I mentioned hurricane Ida earlier and how the word fear or awe would rightly apply to a hurricane. I’m afraid of hurricanes for a couple of reasons—I’m afraid of the power they have. They hold the power to upend my life completely, break my emotional state, leave me sleeping in my brother’s house, sweating, with his gun on the table next to me. I’m afraid when I think of what’s happened in the past, how Katrina completely altered not just my house but my home, my city, and it has never been the same, never will be the same.
I’m frightened by the sheer size of hurricanes, knowing that I’m in the middle of miles of devastation. And I’m frightened by their unpredictability, how one minute it can be pointed toward Texas, and the next minute I’m evacuating. And I’m frightened by them because I know I might die or be injured, and the people I love might be taken from me. But when you think about it, all of what I just said is as true of God as it is of a storm.
He has more power than a storm. He has the ability to upend your life entirely, he’s done that to me, and he’s broken me, emotionally. He is larger than a storm, and I do not know what he will do in my life. One minute I can be headed to medical school and the next I can be headed here to New Orleans to help rebuild. He is entirely beyond my control and rarely does what I want him or ask him to do. Our God is frightening.
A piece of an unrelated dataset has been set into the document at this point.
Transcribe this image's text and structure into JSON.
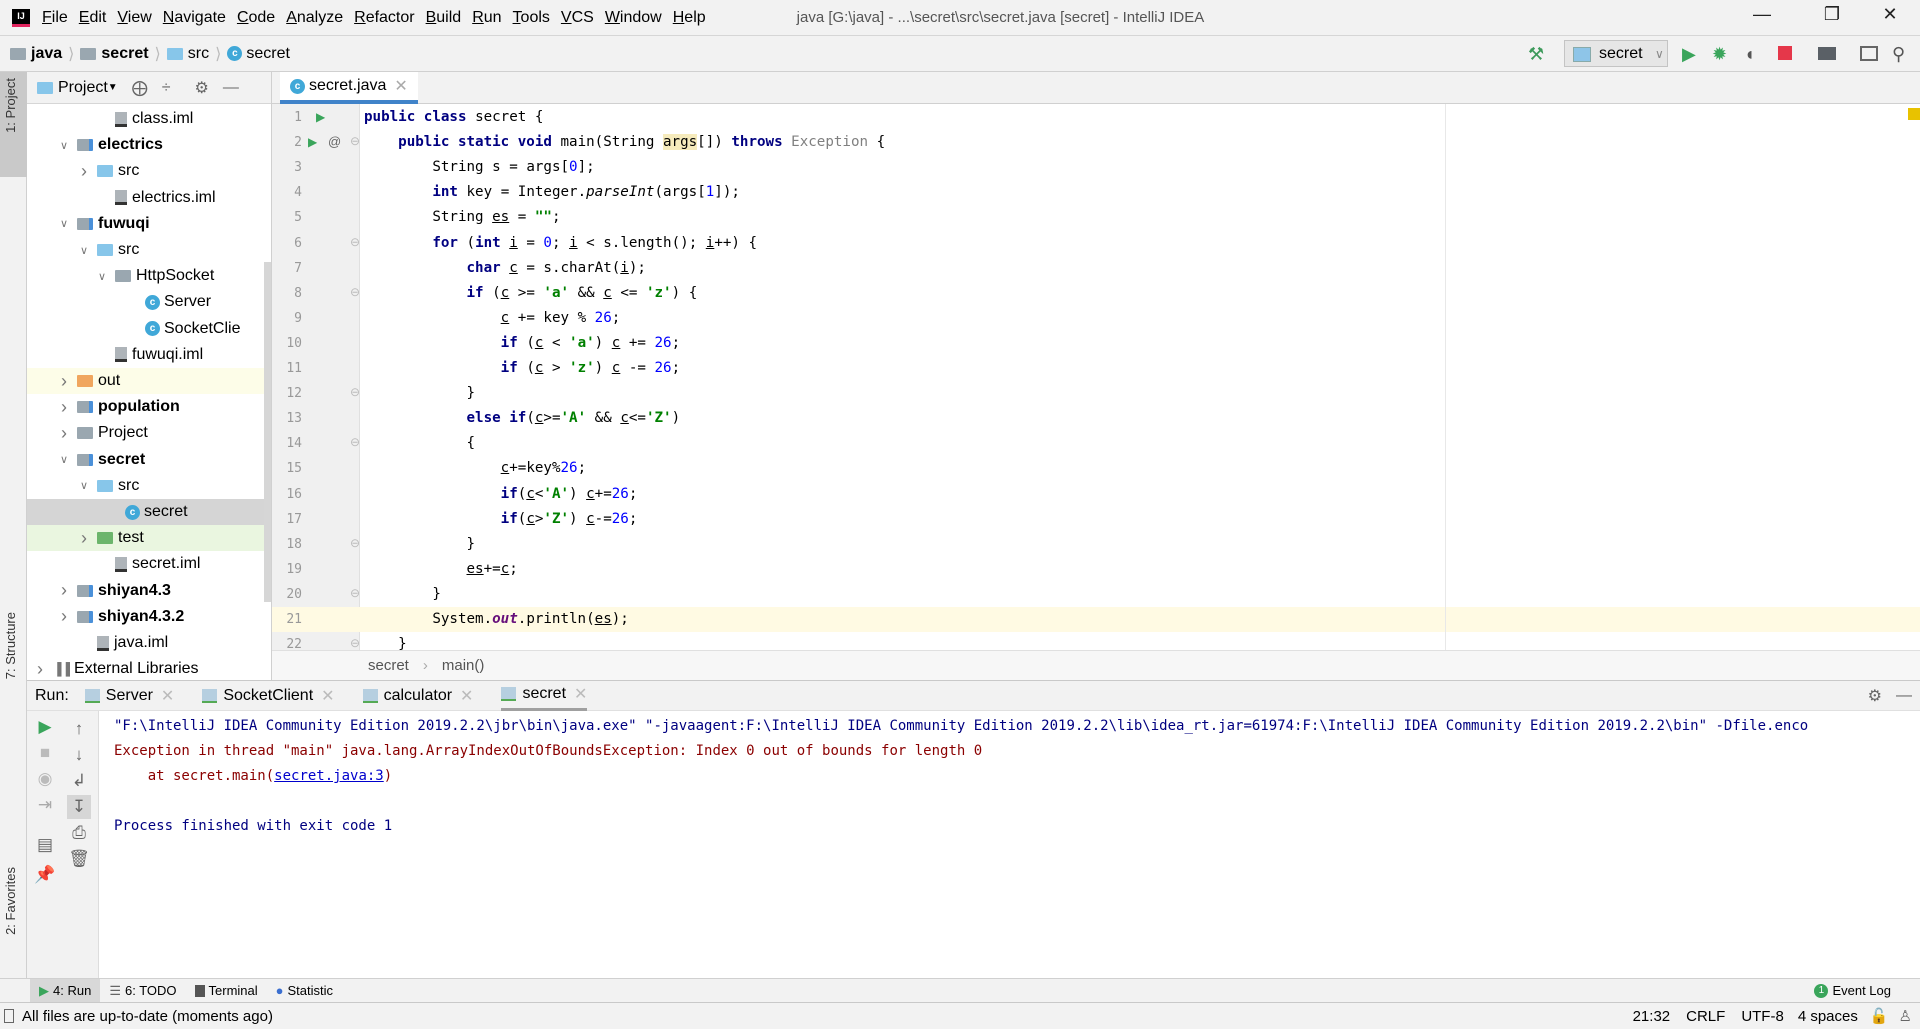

He speaks a word and a fig tree withers, another word and fire from heaven consumes a city, another word and the world ends. That’s terrifying. If you don’t fear God, you’re not understanding him rightly for who he is and what he is doing in the world and in our lives.
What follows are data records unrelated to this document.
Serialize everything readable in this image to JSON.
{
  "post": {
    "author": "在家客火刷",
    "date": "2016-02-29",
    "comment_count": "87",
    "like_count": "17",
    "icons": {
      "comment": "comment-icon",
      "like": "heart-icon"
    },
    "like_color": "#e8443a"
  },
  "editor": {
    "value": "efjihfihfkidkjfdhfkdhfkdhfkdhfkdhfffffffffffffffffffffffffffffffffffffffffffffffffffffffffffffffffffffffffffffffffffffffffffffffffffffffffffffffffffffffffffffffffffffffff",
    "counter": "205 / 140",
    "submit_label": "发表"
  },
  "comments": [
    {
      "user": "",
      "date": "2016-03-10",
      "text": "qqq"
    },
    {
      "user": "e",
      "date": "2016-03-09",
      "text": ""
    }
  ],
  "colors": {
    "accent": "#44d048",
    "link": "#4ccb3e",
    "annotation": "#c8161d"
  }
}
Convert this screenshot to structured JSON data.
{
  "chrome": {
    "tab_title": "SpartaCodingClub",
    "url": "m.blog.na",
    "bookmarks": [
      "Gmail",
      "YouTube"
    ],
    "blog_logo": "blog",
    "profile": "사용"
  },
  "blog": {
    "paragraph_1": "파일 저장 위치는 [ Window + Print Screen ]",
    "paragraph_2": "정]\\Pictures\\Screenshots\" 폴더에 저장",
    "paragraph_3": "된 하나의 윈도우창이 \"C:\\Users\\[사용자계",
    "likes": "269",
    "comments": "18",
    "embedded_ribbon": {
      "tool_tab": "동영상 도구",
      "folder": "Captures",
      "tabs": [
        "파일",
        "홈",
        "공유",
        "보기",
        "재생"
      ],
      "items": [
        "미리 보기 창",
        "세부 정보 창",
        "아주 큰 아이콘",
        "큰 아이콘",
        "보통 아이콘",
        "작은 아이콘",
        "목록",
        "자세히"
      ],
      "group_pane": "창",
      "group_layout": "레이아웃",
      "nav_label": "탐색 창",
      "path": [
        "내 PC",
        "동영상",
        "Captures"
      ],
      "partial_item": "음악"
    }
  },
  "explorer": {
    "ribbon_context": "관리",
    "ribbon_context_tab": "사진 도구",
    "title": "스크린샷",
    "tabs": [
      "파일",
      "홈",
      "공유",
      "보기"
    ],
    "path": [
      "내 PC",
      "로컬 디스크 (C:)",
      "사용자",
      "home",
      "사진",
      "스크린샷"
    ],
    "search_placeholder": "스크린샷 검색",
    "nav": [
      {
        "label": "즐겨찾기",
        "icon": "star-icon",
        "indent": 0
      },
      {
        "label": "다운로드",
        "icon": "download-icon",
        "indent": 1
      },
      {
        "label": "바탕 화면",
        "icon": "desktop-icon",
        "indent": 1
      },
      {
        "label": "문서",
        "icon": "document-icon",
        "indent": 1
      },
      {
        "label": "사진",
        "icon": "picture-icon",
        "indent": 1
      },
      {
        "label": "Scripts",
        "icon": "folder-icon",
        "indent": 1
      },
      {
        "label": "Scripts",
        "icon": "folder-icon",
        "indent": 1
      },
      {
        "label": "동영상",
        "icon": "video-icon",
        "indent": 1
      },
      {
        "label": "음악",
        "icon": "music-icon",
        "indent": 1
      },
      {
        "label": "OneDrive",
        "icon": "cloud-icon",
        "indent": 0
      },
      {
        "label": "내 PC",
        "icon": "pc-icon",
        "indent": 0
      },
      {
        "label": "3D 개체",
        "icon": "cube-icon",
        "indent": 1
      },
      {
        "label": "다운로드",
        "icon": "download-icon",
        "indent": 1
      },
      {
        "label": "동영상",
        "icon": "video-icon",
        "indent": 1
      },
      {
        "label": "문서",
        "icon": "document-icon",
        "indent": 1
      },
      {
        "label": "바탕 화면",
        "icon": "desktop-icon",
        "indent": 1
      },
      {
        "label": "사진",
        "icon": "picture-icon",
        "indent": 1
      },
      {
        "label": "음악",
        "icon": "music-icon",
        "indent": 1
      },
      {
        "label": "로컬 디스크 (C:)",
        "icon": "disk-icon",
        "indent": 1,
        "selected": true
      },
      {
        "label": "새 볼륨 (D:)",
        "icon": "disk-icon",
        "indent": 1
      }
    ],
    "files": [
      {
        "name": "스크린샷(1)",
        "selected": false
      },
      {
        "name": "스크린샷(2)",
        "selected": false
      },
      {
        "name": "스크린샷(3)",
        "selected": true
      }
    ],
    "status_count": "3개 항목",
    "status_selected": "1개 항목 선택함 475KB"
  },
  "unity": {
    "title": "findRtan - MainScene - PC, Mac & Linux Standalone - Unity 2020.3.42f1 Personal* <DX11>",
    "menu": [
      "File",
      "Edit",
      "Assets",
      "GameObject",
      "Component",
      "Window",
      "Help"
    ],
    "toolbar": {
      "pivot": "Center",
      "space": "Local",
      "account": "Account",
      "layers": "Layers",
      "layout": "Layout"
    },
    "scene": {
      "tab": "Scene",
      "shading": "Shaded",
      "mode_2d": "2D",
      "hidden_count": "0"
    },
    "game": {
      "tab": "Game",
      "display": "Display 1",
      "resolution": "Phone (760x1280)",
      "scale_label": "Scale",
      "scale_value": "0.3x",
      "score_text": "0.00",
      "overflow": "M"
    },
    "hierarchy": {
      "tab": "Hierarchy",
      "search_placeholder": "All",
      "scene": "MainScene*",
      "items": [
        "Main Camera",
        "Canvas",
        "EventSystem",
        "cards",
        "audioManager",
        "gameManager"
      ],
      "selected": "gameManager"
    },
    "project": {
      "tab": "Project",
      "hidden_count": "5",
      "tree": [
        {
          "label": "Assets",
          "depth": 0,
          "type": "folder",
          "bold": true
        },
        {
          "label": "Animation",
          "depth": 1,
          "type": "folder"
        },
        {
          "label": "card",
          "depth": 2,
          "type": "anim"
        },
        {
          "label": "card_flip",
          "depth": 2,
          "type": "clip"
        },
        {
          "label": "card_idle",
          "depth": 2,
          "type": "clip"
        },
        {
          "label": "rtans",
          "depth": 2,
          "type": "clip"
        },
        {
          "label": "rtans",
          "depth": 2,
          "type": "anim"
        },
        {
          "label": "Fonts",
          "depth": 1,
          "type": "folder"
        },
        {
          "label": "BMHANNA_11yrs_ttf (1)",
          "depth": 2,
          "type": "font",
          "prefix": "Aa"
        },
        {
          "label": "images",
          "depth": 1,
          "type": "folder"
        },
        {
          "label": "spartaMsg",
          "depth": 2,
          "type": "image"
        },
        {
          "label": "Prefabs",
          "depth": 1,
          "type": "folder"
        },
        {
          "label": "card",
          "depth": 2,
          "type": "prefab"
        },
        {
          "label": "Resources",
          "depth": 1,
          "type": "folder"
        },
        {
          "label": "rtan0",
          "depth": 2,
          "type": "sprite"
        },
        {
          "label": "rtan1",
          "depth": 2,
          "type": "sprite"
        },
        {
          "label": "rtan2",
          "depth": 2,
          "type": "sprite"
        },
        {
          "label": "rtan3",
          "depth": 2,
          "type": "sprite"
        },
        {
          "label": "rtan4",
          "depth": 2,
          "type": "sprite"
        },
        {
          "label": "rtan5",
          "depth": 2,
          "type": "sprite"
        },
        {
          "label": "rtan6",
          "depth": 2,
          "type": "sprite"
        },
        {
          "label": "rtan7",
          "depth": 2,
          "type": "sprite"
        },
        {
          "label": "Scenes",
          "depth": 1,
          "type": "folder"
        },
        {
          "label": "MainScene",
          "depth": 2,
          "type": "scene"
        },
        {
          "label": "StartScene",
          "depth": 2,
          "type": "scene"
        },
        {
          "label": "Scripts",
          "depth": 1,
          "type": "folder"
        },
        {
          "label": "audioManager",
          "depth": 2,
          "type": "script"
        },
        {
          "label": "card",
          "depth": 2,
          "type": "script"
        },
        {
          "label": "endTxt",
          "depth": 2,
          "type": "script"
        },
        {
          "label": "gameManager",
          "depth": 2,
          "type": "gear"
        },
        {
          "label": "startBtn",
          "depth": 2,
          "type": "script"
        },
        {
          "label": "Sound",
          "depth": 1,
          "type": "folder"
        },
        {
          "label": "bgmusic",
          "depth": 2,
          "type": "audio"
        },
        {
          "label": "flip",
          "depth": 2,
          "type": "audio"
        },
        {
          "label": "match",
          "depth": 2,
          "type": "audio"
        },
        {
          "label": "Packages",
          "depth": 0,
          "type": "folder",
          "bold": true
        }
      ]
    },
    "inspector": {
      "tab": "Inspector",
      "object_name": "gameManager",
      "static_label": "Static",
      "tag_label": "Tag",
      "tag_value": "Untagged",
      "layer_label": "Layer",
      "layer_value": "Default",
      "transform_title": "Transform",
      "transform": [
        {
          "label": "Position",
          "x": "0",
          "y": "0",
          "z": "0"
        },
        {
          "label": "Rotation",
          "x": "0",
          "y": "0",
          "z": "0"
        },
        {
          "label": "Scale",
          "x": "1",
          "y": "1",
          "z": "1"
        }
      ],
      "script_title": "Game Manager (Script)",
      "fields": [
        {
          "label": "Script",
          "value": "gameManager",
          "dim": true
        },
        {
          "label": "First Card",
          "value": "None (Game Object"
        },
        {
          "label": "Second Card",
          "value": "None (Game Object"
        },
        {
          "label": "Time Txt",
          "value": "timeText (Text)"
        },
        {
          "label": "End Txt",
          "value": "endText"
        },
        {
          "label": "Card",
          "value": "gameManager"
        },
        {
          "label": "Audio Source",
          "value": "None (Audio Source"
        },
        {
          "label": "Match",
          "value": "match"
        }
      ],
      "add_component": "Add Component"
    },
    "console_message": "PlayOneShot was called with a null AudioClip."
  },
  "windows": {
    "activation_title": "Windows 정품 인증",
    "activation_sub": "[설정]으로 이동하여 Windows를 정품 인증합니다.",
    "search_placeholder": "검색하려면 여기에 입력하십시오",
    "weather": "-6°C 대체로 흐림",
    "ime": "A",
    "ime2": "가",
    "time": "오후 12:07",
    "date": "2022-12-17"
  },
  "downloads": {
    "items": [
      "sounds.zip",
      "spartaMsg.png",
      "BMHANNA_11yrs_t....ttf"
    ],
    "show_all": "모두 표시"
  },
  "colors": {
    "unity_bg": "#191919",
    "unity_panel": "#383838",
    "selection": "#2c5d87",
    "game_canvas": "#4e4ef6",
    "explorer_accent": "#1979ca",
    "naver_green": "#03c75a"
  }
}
What you have to understand about fearing God is that he’s not trying to scare you, rather he is truly terrifying. Like the waters here in Louisiana, worthy of both fear and love—to quote Aaron Neville, Louisiana is “like a flower drinking from the pouring rain; the same rain trying to wash us away.” Or like the sun here, which illumines our lives and marks our days yet also is nearly unbearable. This is the way of truly vast things—they are wild, uncontrollable, dangerous, terrifying, deeply lovely and beautiful. Our God is “vast, he contains multitudes.” He is the real thing toward which all of our fears point.
So how can we possibly ask a being like that to keep watch with us? Because he is good. If he upends our lives it is because our lives needed to be upended. If he tears something we built down, it was something that needed to fall. We stand watch with the Lord, not because we are safe standing next to something so wild, but because if we are in danger with him it is a peril we are meant to face.
Fearing God is less like being safe at home, and more like a dangerous journey, pilgrim’s progress, going one step further away from home than you’ve ever gone before and not knowing exactly what lies ahead. It’s not safe, it’s not always happy, but it is deeply joyful and meaningful and good.
I would invite you, this morning, if you’ve never feared God, to consider his vast wilderness, and know that, even though he is not trying to make you afraid, he is truly terrifying. And you can admit to yourself that the world also contains many frightening things. But instead of fearing anything in the world, I would invite you to fear the God who created and in every way has overcome the world. He is worthy of both fear and love.
Fear God. That is the beginning of truly knowing him, which is the beginning of wisdom. Pray with me.